Certo che ci vuole altro nella vita. La scuola non riesce sempre a coltivare le attitudini e le passioni migliori dei ragazzi. Non sempre riesce a valutarli compiutamente. Lo sappiamo bene: la scuola, per fortuna, non assesta giudizi assoluti e definitivi. C’è tutto il tempo per rimediare, dopo. Ma fermiamoci qui. Punto e a capo, senza aggiungerci la briscola del compiaciuto disfattismo personale. Vediamo di piantarla con il narcisismo della maturità sbrindellata, esibito trent’anni dopo come patente di genio incompreso. I nostri ragazzi, leggendo certi ricordi, sarebbero autorizzati a recepire questa regola fissa: maturità eccellente uguale vita grigia e modesta, maturità disastrosa uguale vita estrosa e di successo. Ma non è così. Se è vero che una maturità strappata sanguinosamente non significa obbligatoriamente una vita di fallimenti, è altrettanto vero che una bella maturità non impedisce una luminosa vita di glorie e di successi. Vorrei dire di più: una bella maturità può persino aiutare.
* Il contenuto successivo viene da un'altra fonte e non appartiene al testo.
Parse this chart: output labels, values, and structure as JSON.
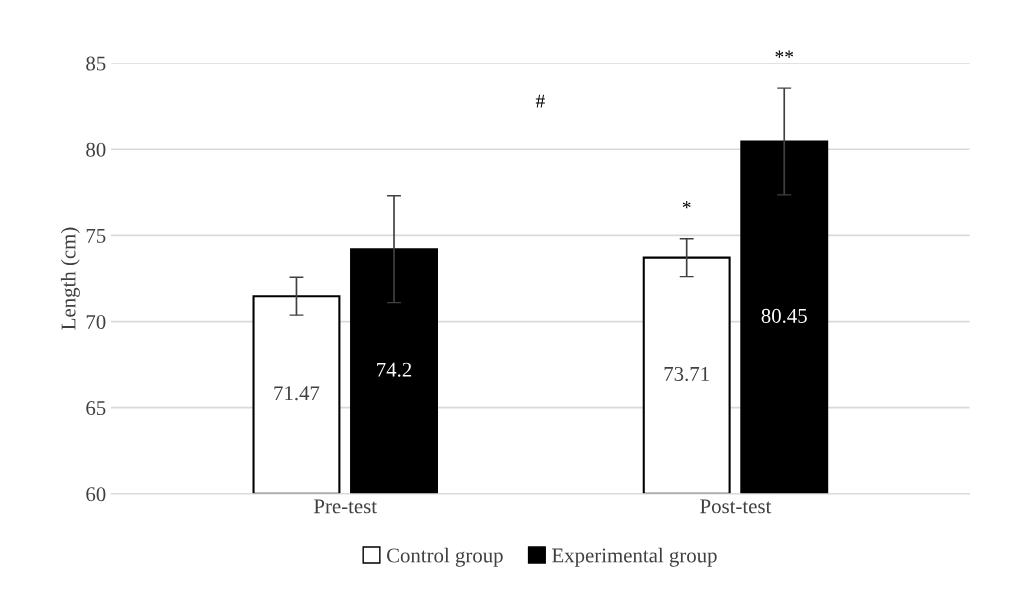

Il resto poi è tutto da costruire. Non è una novità. Dopo il diploma, comincia la lotta vera. Ma tra i tanti consigli che piovono in testa ai nostri ragazzi in questi giorni, vorrei darne uno anch’io: diffidare di chi racconta la maturità con il compiacimento d’averla fallita, dimostrando con questo che la maturità non era all’altezza del suo genio. Magari è verissimo che poi, dopo l’esame, questi personaggi di successo si sono imposti a pieni voti, umiliando il verdetto della maturità. Però attenzione: nella vita, andando avanti, entrano in gioco tanti altri fattori. Non solo la competenza e la preparazione. C’è il servilismo, il conformismo, il lecchinismo, l’opportunismo. Tutte virtù che la maturità, certamente, non è ancora in grado di valutare. Ma che in tanti luminosi successi, negli anni a seguire, contano molto più del sapere.